In a report released last week, WHO researchers found that passive smoking kills an estimated 600,000 people a year. Exposure to the toxic air is estimated to have caused 379,000 deaths from heart disease, 165,000 from lower respiratory infections, 36,900 from asthma and 21,400 from lung cancer. For the full impact of smoking, these deaths should be added to the estimated 5.1 million deaths a year attributable to active tobacco use, the researchers said. The saddest part about the findings is that children are the most heavily exposed to second-hand smoke than any other age-group all over the world. Around 165,000 of them die every year due to the poisonous air the adults around them puff out. "Two-thirds of these deaths occur in Africa and south Asia," the researchers led by Annette Pruss-Ustun of the WHO in Geneva wrote in their study.

Ironically, the same study revealed that children's exposure to second-hand smoke is likely to happen at home, where child health should first begin and where the young ones should feel protected. Passive smoking is particularly injurious to the health of children as their bodies are still developing and can absorb higher amounts of the poisons in smoke than adults.

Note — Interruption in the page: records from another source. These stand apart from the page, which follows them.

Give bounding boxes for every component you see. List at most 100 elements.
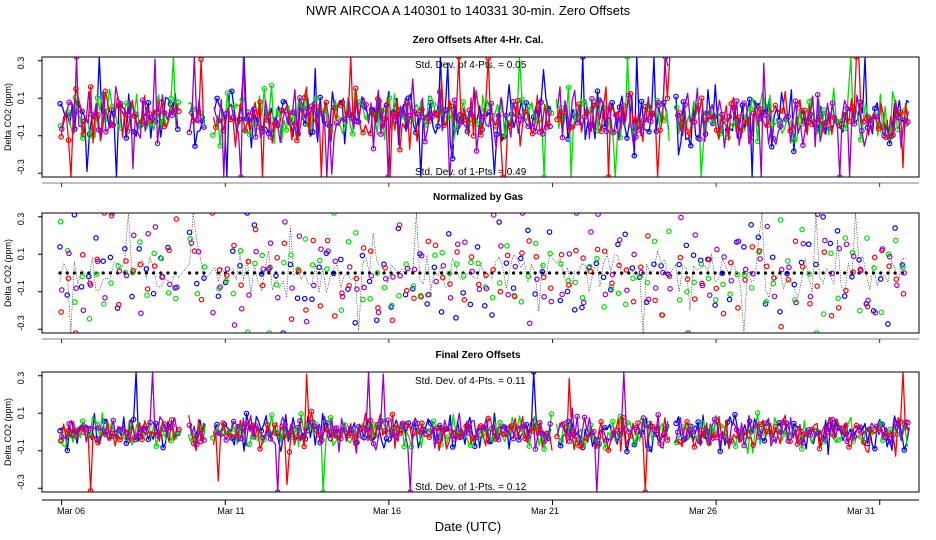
series-purple-point (625, 92, 632, 98)
series-green-point (439, 249, 445, 256)
series-blue-point (78, 283, 85, 290)
series-purple-point (711, 113, 718, 120)
series-blue-point (489, 312, 495, 318)
series-purple-point (139, 426, 146, 432)
series-blue-point (71, 213, 78, 218)
x-tick-label-2: Mar 11 (217, 506, 244, 516)
panel-2-plot (38, 213, 907, 333)
series-purple-point (363, 426, 369, 433)
series-purple-point (145, 230, 151, 237)
series-black-point (137, 271, 141, 275)
series-black-point (202, 271, 206, 275)
series-black-point (231, 271, 235, 275)
series-red-point (779, 108, 786, 114)
series-black-point (382, 271, 386, 275)
series-purple-point (392, 117, 399, 124)
series-purple-point (311, 100, 318, 107)
series-purple-point (625, 428, 632, 435)
series-red-point (871, 254, 878, 261)
series-purple-point (444, 426, 450, 432)
series-blue-point (798, 259, 805, 266)
series-red-point (698, 95, 705, 101)
series-black-point (576, 271, 580, 275)
series-purple-point (476, 286, 483, 293)
series-red-point (763, 263, 770, 270)
series-blue-point (690, 252, 697, 259)
series-green-point (388, 302, 395, 309)
series-purple-point (459, 433, 465, 440)
series-purple-point (814, 430, 821, 437)
x-axis: Mar 06 Mar 11 Mar 16 Mar 21 Mar 26 Mar 3… (42, 499, 919, 534)
series-blue-point (424, 301, 430, 307)
series-purple-point (618, 427, 625, 433)
series-green-point (864, 235, 870, 241)
series-blue-point (712, 302, 718, 309)
series-purple-point (341, 426, 347, 433)
series-purple-point (567, 124, 573, 130)
series-green-point (374, 270, 381, 276)
series-green-point (518, 299, 525, 305)
series-purple-point (763, 420, 769, 426)
series-purple-point (755, 434, 762, 440)
series-purple-point (289, 109, 296, 116)
series-black-point (771, 271, 775, 275)
series-blue-point (175, 126, 181, 133)
series-red-point (267, 264, 273, 271)
series-red-point (645, 233, 651, 239)
series-purple-point (174, 284, 180, 290)
series-green-point (144, 292, 150, 299)
panel-1-ytick-1: -0.3 (16, 159, 26, 175)
series-purple-point (339, 293, 346, 300)
series-red-point (190, 440, 197, 447)
series-green-point (622, 301, 629, 308)
series-purple-point (81, 423, 87, 429)
series-purple-point (73, 57, 80, 60)
series-red-point (257, 99, 263, 105)
series-green-point (153, 443, 160, 450)
series-green-point (367, 295, 373, 302)
series-purple-point (346, 264, 353, 270)
series-purple-point (354, 286, 360, 292)
series-purple-point (866, 115, 873, 121)
series-blue-point (741, 244, 747, 250)
series-black-point (605, 271, 609, 275)
series-purple-point (800, 142, 806, 149)
series-blue-point (294, 295, 301, 302)
panel-3-ytick-1: -0.3 (16, 474, 26, 490)
series-red-point (721, 117, 727, 124)
series-red-point (698, 427, 705, 433)
series-blue-point (85, 273, 92, 280)
series-purple-point (640, 117, 647, 123)
series-purple-point (532, 128, 539, 135)
series-blue-point (673, 420, 679, 427)
panel-1-ylabel: Delta CO2 (ppm) (3, 83, 13, 151)
series-green-point (526, 103, 533, 110)
series-black-point (648, 271, 652, 275)
series-blue-point (629, 265, 636, 271)
series-black-point (339, 271, 343, 275)
series-blue-point (123, 135, 130, 141)
series-red-point (497, 288, 504, 295)
series-purple-point (407, 112, 414, 119)
series-black-point (331, 271, 336, 275)
series-blue-point (892, 225, 898, 231)
series-blue-point (748, 222, 754, 228)
series-red-point (137, 261, 144, 268)
series-purple-point (125, 112, 131, 118)
panel-1-annotation-bottom: Std. Dev. of 1-Pts. = 0.49 (415, 167, 527, 178)
series-purple-point (303, 318, 310, 325)
series-red-point (853, 422, 860, 429)
series-purple-point (844, 105, 850, 112)
series-red-point (816, 445, 823, 452)
series-purple-point (778, 266, 785, 273)
series-blue-point (316, 264, 322, 271)
series-red-point (485, 57, 492, 62)
series-red-point (835, 304, 842, 311)
series-red-point (281, 240, 288, 247)
series-black-point (281, 271, 285, 275)
series-purple-point (495, 436, 502, 443)
series-purple-point (785, 113, 792, 120)
series-purple-point (750, 271, 756, 277)
series-purple-point (473, 434, 480, 441)
series-blue-point (849, 273, 855, 280)
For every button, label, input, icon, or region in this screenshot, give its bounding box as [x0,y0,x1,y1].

The immune system of infants and children is still fragile and too weak to ward off infections and diseases.

But, the disease-causing consequences of breathing in tobacco smoke harms babies even before they are born. Unborn babies are hurt when their mothers smoke or if others light up a cigarette around their mothers.

Babies born under such conditions are more likely to have lower birth weights and have more health problems such as infections and underdeveloped or weaker lungs. These problems continue as they grow older and even when they become adults.

Babies who grow up gulping the overpowering smell of tobacco smoke are also in danger of suffering from bouts of different sickness like bronchitis, pneumonia, wheezing and coughing, ear infections, meningococcal disease and asthma attack, reported the Healthbeat.

If you think that all these facts are scary, it gets worse.

Early last year, medical experts sent a smoke signal to the medical community about the danger of third-hand smoke. It refers to cigarette by-products that cling to the smoker's hair and clothing as well as to floors, surfaces, carpets, furniture, appliances, fabrics and even children's toys. This smoke remains even after the second-hand smoke has cleared out.

As a coup de grace to end all wonderings if smoking is really detrimental to the health of even non-smokers, Healthbeat reported that "among the substances in third-hand smoke are hydrogen cyanide (used in chemical weapons), butane (used in lighter fluid), toluene (found in paint thinners), arsenic, lead, carbon monoxide, and even polonium-210, a highly radioactive carcinogen".

So a word of advise to parents, if you want to put a stop in your children's exposure to toxic air at home, if you must smoke take your "butt" outside.

The views of the writer are her own and do not necessarily reflect those of The Brunei Times.